Runtime systems provide an interface between hardware and software. The purpose of a runtime system is to implement this interface efficiently by leveraging fully the capabilities of hardware, while at the same time making complex hardware easy to use for software developers. Runtime systems are critical components of any parallel computing system, whether a chip multi-processor or a data center. A runtime system implements performance-critical operations such as the instantiation, scheduling and synchronization of concurrent activities, and the associated data transfers and memory management. At the same time, a runtime system implements abstractions that hopefully make parallel programming easier, by neutralizing the hardware, therefore simplifying the software.

Productivity in parallel programming depends essentially on the ability of runtime systems to hide from the programmer hardware details such as the number and type of cores, layers and topology of the memory hierarchy, and communication/synchronization mechanisms. Over the years, runtime systems have evolved from passive software components that implement capabilities for parallel execution to active software components that perform dynamic optimization. Modern runtime systems can effectively replace hardware in a number of tasks that would otherwise require extreme complexity, such as maintaining data consistency and analyzing data and control dependences for extracting parallelism. Modern runtime systems also replace programmers by performing many of the arduous tasks that make parallel programming hard.
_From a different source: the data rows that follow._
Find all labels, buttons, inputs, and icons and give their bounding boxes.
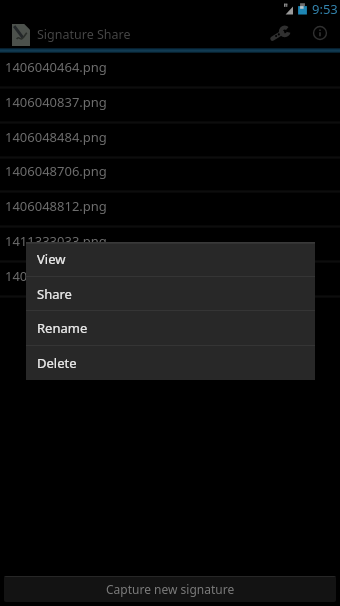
button[interactable]: Capture new signature: [4, 576, 336, 602]
button[interactable]: 1406040464.png: [0, 53, 340, 88]
staticText: 1406040464.png: [5, 58, 107, 76]
staticText: 1406040837.png: [5, 93, 107, 111]
button[interactable]: 1406048706.png: [0, 157, 340, 192]
staticText: Capture new signature: [106, 581, 235, 597]
button[interactable]: About: [304, 18, 336, 48]
button[interactable]: Signature Share: [0, 18, 340, 48]
staticText: 1406048812.png: [5, 197, 107, 215]
staticText: Delete: [37, 354, 77, 372]
staticText: 1406049117.png: [5, 267, 107, 285]
staticText: 1411333033.png: [5, 232, 107, 250]
button[interactable]: Delete: [26, 346, 315, 381]
staticText: View: [37, 250, 66, 268]
button[interactable]: 1411333033.png: [0, 227, 340, 262]
staticText: 9:53: [312, 0, 338, 18]
button[interactable]: Share: [26, 277, 315, 312]
staticText: 1406048706.png: [5, 162, 107, 180]
button[interactable]: Rename: [26, 311, 315, 346]
button[interactable]: 1406048484.png: [0, 123, 340, 158]
button[interactable]: 1406048812.png: [0, 192, 340, 227]
button[interactable]: 1406049117.png: [0, 262, 340, 297]
button[interactable]: 1406040837.png: [0, 88, 340, 123]
button[interactable]: Settings: [264, 18, 304, 48]
staticText: 1406048484.png: [5, 128, 107, 146]
staticText: Share: [37, 285, 72, 303]
staticText: Rename: [37, 319, 88, 337]
staticText: Signature Share: [37, 26, 131, 43]
button[interactable]: View: [26, 242, 315, 277]
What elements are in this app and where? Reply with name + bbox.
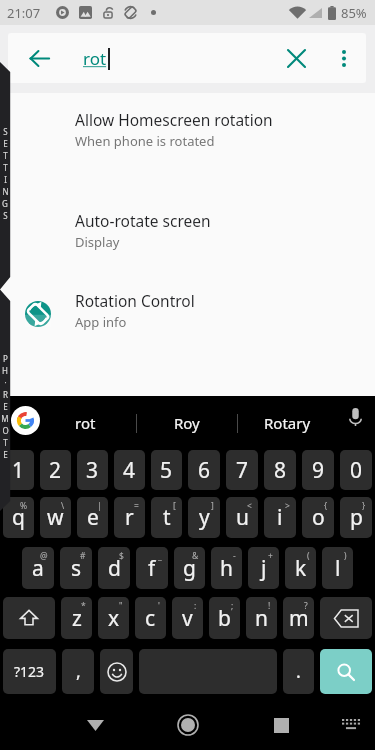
button[interactable]: i: [264, 497, 296, 538]
staticText: M: [1, 413, 9, 424]
staticText: <: [247, 500, 252, 512]
button[interactable]: Home: [164, 701, 212, 749]
staticText: n: [255, 604, 268, 633]
button[interactable]: 5: [151, 450, 182, 490]
button[interactable]: m: [283, 597, 314, 639]
button[interactable]: u: [226, 497, 258, 538]
staticText: Auto-rotate screen: [75, 210, 211, 231]
button[interactable]: More options: [326, 40, 362, 76]
button[interactable]: 9: [302, 450, 334, 490]
staticText: v: [182, 604, 193, 633]
button[interactable]: v: [172, 597, 203, 639]
staticText: 2: [49, 456, 62, 485]
staticText: ·: [4, 377, 7, 388]
button[interactable]: Rotation Control: [0, 282, 375, 338]
button[interactable]: t: [151, 497, 182, 538]
button[interactable]: emoji: [100, 649, 133, 694]
button[interactable]: a: [22, 547, 54, 589]
button[interactable]: 7: [226, 450, 258, 490]
staticText: T: [3, 437, 8, 448]
button[interactable]: j: [248, 547, 279, 589]
staticText: Rotary: [264, 413, 311, 433]
staticText: O: [2, 425, 9, 436]
staticText: 1: [12, 456, 25, 485]
button[interactable]: search: [320, 649, 372, 694]
button[interactable]: 1: [3, 450, 34, 490]
button[interactable]: Clear search: [276, 38, 316, 78]
button[interactable]: 2: [40, 450, 71, 490]
button[interactable]: o: [302, 497, 334, 538]
button[interactable]: k: [285, 547, 316, 589]
button[interactable]: d: [98, 547, 130, 589]
staticText: *: [81, 600, 86, 612]
staticText: s: [71, 554, 82, 583]
button[interactable]: Back: [71, 701, 119, 749]
staticText: I: [4, 174, 7, 185]
staticText: {: [324, 500, 328, 512]
button[interactable]: w: [40, 497, 71, 538]
staticText: 3: [86, 456, 99, 485]
button[interactable]: Allow Homescreen rotation: [0, 101, 375, 157]
staticText: 0: [350, 456, 363, 485]
button[interactable]: Rotary: [237, 396, 338, 450]
staticText: T: [3, 162, 8, 173]
button[interactable]: ?123: [3, 649, 56, 694]
button[interactable]: x: [98, 597, 129, 639]
staticText: %: [20, 500, 28, 512]
button[interactable]: 6: [188, 450, 220, 490]
staticText: 5: [160, 456, 173, 485]
button[interactable]: 8: [264, 450, 296, 490]
staticText: f: [148, 554, 156, 583]
staticText: When phone is rotated: [75, 132, 215, 150]
button[interactable]: Recent apps: [257, 701, 305, 749]
staticText: |: [97, 500, 102, 512]
button[interactable]: Voice input: [340, 402, 370, 432]
staticText: b: [218, 604, 231, 633]
button[interactable]: Google search: [11, 406, 40, 435]
button[interactable]: n: [246, 597, 277, 639]
button[interactable]: del: [320, 597, 372, 639]
staticText: p: [350, 503, 363, 532]
button[interactable]: .: [283, 649, 314, 694]
staticText: G: [2, 198, 8, 209]
staticText: E: [3, 138, 8, 149]
staticText: y: [199, 503, 210, 532]
staticText: rot: [83, 47, 107, 70]
button[interactable]: f: [136, 547, 168, 589]
staticText: j: [261, 554, 267, 583]
button[interactable]: 4: [114, 450, 145, 490]
staticText: m: [289, 604, 309, 633]
button[interactable]: 3: [77, 450, 108, 490]
button[interactable]: ,: [62, 649, 94, 694]
button[interactable]: Back: [19, 38, 59, 78]
button[interactable]: z: [61, 597, 92, 639]
button[interactable]: g: [174, 547, 205, 589]
staticText: N: [2, 186, 9, 197]
button[interactable]: l: [322, 547, 353, 589]
staticText: 85%: [341, 4, 367, 22]
button[interactable]: rot: [34, 396, 136, 450]
staticText: e: [87, 503, 99, 532]
button[interactable]: r: [114, 497, 145, 538]
button[interactable]: q: [3, 497, 34, 538]
staticText: c: [145, 604, 156, 633]
button[interactable]: c: [135, 597, 166, 639]
button[interactable]: s: [60, 547, 92, 589]
button[interactable]: p: [340, 497, 372, 538]
button[interactable]: 0: [340, 450, 372, 490]
button[interactable]: y: [188, 497, 220, 538]
staticText: ): [344, 550, 347, 562]
button[interactable]: Auto-rotate screen: [0, 202, 375, 258]
staticText: Rotation Control: [75, 290, 195, 311]
staticText: 9: [312, 456, 325, 485]
button[interactable]: shift: [3, 597, 55, 639]
staticText: $: [119, 550, 124, 562]
button[interactable]: Switch keyboard: [331, 704, 371, 744]
staticText: >: [285, 500, 290, 512]
button[interactable]: Roy: [136, 396, 237, 450]
button[interactable]: e: [77, 497, 108, 538]
button[interactable]: h: [211, 547, 242, 589]
staticText: t: [163, 503, 171, 532]
button[interactable]: b: [209, 597, 240, 639]
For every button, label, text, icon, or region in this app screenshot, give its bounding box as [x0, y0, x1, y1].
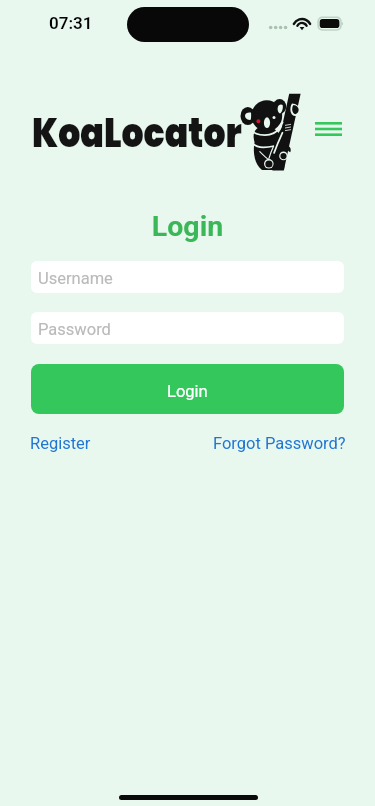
staticText: Forgot Password?: [213, 434, 346, 453]
staticText: Login: [0, 210, 375, 243]
staticText: Username: [38, 269, 113, 288]
button[interactable]: Menu: [306, 111, 350, 147]
button[interactable]: Register: [30, 432, 91, 455]
button[interactable]: Password: [31, 312, 344, 344]
button[interactable]: Forgot Password?: [213, 432, 346, 455]
button[interactable]: Username: [31, 261, 344, 293]
staticText: KoaLocator: [32, 105, 242, 161]
staticText: Password: [38, 320, 111, 339]
staticText: Login: [167, 382, 208, 401]
staticText: Register: [30, 434, 91, 453]
staticText: 07:31: [49, 13, 93, 33]
button[interactable]: Login: [31, 364, 344, 414]
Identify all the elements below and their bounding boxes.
CARV is conducting cutting-edge research on active runtime systems for productive and accessible parallel programming on systems of all scales, including single-chip many-core processors, accelerator-type parallel architectures, datacenters, and supercomputers. The focus of this research is on improving the scalability and energy-efficiency  of parallel software, while accelerating software development and adaptation to new hardware platforms. Current activities include the following projects:

  1. ENCORE. In ENCORE, CARV develops runtime systems for processors with hundreds of cores, where it is infeasible to implement a scalable cache coherence protocol in hardware. Based on the OpenMP programming model enriched with data annotations to express data ownership, we investigate runtime systems that automatically analyze dependences, schedule tasks, and perform the necessary data transfers across non-coherent memories, all transparently to programmers. We take a hardware-software co-design approach, investigating how new capabilities in the runtime system can simplify the design of the memory hierarchy of a many-core processor.
     
  2. TEXT: In TEXT, CARV explores the integration of the Message-Passing Interface (MPI) with task-based dataflow execution models, as a way to extract more parallelism out of scientific applications and enable scalability to future exascale platforms.  TEXT provides an incremental path to extending the large existing body of MPI applications, so that they can leverage millions of cores by dynamic and asynchronous execution of fine-grain tasks. Topics of research in CARV include the optimization of critical paths in the runtime system to minimize overheads, new methods for dynamic dependence analysis in the runtime system, and resource management issues that arise due to the interaction between MPI and the node-level runtime system that manages task parallelism.